The theatrical production of Ocean has a parallel tension between the demands of performance and the episodic narrative of the novel: there is plenty of movement between locations on stage and the conversations between families, so important in a book, are leaden and dull in the context of a drama that features moments of spectacle and supernatural threat. Both of these sets of tensions leave the production uneven, with the pace faltering in the second acts and the magical intrusions of puppetry casting a shadow over the more verbose scenes.
The strength of the production lies with its visual appeal: lighting and scenography combine in an austere and suggestive setting that uses harsh fluorescent lighting to capture a constricting domesticity and a sparkling, luminous chiaroscuro for the supernatural scenes. Battles against demonic forces are rendered through energetic physical choreography – another example of how language often offers an inferior theatricality to movement – and the appearance of the monster in the first act adapts a puppetry of swirling fabrics and multiple puppeteers both to imitate Gaiman’s evocative description in the novel and present a kind of discorporating physicality, limbs barely attached to the trunk, shapes twisting.
A further scene – the protagonists’ connection to the universal source of life and meaning – uses two small marionettes: once again, the puppets display a visceral otherness, providing the production with a sense of magic and possibility.

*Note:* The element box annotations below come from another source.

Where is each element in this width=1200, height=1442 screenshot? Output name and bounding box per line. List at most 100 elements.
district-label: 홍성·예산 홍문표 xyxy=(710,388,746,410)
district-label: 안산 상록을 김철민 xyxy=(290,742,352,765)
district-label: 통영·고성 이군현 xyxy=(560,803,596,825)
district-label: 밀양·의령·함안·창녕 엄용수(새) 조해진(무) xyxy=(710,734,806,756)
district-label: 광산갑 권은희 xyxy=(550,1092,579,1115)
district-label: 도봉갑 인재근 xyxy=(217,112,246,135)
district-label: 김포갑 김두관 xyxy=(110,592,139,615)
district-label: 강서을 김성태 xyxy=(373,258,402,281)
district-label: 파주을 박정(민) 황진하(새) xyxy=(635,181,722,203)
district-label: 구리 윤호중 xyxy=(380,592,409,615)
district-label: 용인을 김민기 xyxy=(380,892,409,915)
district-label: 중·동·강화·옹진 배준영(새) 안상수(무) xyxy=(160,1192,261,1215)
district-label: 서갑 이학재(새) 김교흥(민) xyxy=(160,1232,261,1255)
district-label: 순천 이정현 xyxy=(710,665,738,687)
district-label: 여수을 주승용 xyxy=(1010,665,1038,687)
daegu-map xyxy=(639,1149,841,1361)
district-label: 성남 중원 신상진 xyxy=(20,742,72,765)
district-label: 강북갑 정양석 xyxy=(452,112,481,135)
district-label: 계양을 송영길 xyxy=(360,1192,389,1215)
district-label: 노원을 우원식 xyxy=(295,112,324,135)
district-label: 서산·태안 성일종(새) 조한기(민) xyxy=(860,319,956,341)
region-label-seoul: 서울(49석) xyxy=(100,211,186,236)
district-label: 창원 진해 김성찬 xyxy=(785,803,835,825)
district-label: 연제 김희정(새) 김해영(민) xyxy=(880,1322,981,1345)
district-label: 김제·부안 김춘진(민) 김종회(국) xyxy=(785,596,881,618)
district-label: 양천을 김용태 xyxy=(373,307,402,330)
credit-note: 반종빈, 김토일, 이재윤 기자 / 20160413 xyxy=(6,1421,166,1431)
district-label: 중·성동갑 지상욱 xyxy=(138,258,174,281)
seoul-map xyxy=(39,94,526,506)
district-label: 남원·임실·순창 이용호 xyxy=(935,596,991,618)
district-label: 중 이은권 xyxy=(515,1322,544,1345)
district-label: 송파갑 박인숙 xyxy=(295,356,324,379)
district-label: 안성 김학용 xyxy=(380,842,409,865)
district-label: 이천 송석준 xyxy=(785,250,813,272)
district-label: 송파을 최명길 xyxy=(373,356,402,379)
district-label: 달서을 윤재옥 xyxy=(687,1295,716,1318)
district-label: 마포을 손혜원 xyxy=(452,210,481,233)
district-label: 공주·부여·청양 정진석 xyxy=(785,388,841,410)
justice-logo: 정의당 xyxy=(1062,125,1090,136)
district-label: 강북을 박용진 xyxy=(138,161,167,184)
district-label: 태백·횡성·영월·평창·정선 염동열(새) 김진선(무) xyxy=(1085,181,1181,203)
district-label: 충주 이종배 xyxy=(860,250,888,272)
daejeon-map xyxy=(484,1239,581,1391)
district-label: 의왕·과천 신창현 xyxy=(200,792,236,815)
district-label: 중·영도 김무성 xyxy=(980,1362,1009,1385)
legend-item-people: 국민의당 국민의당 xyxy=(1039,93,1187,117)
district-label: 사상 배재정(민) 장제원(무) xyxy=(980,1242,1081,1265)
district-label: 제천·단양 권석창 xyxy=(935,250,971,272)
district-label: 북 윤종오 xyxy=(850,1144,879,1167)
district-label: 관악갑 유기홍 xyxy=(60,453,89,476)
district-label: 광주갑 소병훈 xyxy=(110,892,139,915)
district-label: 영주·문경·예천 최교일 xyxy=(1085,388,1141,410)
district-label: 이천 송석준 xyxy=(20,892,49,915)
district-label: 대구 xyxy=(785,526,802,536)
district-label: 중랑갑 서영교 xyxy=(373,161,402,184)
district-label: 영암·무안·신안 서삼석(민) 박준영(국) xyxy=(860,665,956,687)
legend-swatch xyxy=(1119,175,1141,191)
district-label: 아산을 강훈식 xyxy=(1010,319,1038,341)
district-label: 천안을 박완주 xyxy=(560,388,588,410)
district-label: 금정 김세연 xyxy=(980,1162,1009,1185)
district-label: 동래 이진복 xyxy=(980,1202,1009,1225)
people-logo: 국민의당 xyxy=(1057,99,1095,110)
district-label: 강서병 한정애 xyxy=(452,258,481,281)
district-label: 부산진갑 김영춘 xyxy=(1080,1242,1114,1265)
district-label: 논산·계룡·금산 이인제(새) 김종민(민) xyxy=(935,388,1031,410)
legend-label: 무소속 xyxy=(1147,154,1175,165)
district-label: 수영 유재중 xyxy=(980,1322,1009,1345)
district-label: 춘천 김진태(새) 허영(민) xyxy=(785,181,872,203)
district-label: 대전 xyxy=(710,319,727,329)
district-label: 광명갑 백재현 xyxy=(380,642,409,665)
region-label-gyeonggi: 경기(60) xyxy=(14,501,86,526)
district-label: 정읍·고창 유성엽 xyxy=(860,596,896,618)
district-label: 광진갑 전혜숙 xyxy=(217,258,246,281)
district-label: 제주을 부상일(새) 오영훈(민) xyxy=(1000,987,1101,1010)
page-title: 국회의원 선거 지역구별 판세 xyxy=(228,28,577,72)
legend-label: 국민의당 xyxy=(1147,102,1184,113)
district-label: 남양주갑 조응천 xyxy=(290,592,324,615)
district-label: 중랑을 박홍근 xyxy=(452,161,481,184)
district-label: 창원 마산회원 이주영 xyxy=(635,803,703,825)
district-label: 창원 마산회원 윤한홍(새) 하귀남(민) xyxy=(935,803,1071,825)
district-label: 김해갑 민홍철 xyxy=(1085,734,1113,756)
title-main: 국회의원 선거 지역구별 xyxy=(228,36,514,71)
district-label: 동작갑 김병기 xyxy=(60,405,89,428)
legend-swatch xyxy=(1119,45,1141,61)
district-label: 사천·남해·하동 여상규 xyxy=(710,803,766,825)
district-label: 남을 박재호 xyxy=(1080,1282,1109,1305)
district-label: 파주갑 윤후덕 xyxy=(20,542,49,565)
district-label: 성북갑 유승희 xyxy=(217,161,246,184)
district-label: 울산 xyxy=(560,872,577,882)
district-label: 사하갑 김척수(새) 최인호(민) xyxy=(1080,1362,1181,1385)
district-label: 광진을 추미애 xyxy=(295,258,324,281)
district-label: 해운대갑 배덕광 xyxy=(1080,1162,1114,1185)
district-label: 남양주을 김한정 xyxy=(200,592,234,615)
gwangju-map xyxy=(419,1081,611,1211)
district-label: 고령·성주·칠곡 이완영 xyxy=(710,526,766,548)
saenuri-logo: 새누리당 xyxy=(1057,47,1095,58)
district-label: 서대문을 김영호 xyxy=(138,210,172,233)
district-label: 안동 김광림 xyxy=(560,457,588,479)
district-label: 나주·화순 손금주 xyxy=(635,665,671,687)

If the weakness of the plot comes from Gaiman’s inability to reconcile myth and fiction, the dramaturgy is redeemed by a brilliant visual aesthetic, and a calculated use of the puppet, which takes its place as a mediator between worlds, the uncanny presence of the inanimate leaning into its familiar ambiguity between the living and the dead. It suits the cosmic themes of the script, and lends the production a palpable sense of wonder, escaping from the family tribulations that the imaginative world attempts to explore.